I can't stop looking at the calendar to see how many more sleeps until my house is filled with the noise of my 7 beasties again. It has been the hardest part of moving here, not being close to all of our children all of the time.
(Check it out- new Silpat to bake on, no more recycling parchment paper, the cookies turned out pretty, but they were about as tasty as cardboard)
I'm making all of the holiday treats again, since we kind of devoured them once already this season.
I spent yesterday in the dentist, and tomorrow will be spent at the back doctor, getting injections again. Winter is such crap on my joints. Zane has to get a physical for school this week, otherwise they won't allow him to return to school after Christmas Break. I have a 2+ hour appointment to fix my broken tooth on New year's Eve. In the next 2 weeks we will be making 6 trips to the airport and about 60 hours of travel time will be clocked in by the kids using airplanes, cars and the train. No boats, but I am sure we'll go into the city and use the ferry at least once next week.
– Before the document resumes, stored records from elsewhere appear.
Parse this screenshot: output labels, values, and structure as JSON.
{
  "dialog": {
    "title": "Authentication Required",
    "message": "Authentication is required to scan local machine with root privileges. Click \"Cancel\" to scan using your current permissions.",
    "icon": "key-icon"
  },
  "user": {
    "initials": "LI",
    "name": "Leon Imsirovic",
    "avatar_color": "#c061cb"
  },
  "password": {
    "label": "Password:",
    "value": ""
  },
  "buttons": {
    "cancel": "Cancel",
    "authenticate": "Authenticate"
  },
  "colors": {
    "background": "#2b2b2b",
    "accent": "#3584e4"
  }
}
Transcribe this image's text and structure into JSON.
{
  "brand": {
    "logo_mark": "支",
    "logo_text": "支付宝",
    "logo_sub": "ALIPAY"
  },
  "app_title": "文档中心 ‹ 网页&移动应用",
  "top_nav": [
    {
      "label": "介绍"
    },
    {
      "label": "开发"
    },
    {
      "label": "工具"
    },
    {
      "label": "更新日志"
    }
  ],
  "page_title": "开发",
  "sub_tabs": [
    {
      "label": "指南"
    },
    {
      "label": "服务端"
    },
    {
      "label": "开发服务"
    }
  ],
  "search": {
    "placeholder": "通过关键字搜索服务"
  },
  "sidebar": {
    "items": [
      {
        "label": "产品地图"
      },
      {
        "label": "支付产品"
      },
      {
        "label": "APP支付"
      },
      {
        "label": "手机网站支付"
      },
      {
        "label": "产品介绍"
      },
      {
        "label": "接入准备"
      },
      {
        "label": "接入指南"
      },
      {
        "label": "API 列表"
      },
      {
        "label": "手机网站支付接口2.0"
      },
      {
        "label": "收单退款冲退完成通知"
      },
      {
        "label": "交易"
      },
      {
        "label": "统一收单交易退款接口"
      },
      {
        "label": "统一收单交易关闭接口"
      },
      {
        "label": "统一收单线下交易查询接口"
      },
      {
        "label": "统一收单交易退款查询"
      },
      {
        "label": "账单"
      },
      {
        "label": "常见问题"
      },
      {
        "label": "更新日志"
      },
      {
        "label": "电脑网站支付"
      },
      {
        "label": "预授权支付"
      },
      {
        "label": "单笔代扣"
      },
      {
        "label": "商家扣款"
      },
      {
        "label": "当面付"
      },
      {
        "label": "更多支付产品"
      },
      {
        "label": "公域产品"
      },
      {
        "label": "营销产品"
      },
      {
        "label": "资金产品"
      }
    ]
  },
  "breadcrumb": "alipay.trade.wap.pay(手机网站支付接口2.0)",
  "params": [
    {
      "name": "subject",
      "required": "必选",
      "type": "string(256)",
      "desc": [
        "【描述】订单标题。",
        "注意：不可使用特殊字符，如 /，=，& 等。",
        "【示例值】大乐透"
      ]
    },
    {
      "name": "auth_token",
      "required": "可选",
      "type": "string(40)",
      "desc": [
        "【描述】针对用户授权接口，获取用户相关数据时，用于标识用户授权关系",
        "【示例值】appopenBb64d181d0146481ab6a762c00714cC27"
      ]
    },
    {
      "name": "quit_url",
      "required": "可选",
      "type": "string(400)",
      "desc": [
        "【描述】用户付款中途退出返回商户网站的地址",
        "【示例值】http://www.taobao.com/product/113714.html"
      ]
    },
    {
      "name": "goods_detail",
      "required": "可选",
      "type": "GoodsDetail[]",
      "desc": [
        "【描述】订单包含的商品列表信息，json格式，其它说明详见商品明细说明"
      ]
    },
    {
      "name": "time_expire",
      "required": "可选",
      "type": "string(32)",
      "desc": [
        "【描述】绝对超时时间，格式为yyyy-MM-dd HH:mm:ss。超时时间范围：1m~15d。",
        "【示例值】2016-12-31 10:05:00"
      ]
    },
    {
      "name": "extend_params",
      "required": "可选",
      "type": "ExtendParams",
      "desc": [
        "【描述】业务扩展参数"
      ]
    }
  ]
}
The blogging will continue to suffer, but- have no fear- I signed up to do the LOAD challenge again in February- so there will be a scrapbooking layout every day for at least a week until I drop out.
No, I never learn my lesson.
The kitchen calls, so I will leave you with another installment of thrift store treasure hunting.
Math is hard.
When I saw this,I smiled because it was a Cabbage Patch Doll Figurine, but now when I look at it, I think I need to wash my eyes out and talk to the Bishop.
Why are you so sad, Ghost Dog in a sack?
Nobody loves you, Ziggy.
Nobody has loved you since 1985.
Rollerbalde Canteen, you complete me.
Is it the world's smallest violin or the world's creepiest clown?
Please tell me that there is an electricity arc when Phyliss Dyller Angel is plugged in.
I'm not glad they happened to each other.
They make terrible babies.
Christmas Dog's fur coat was brought to you possibly by a series of unfortunate events involving a ball and busy street. Merry Christmas.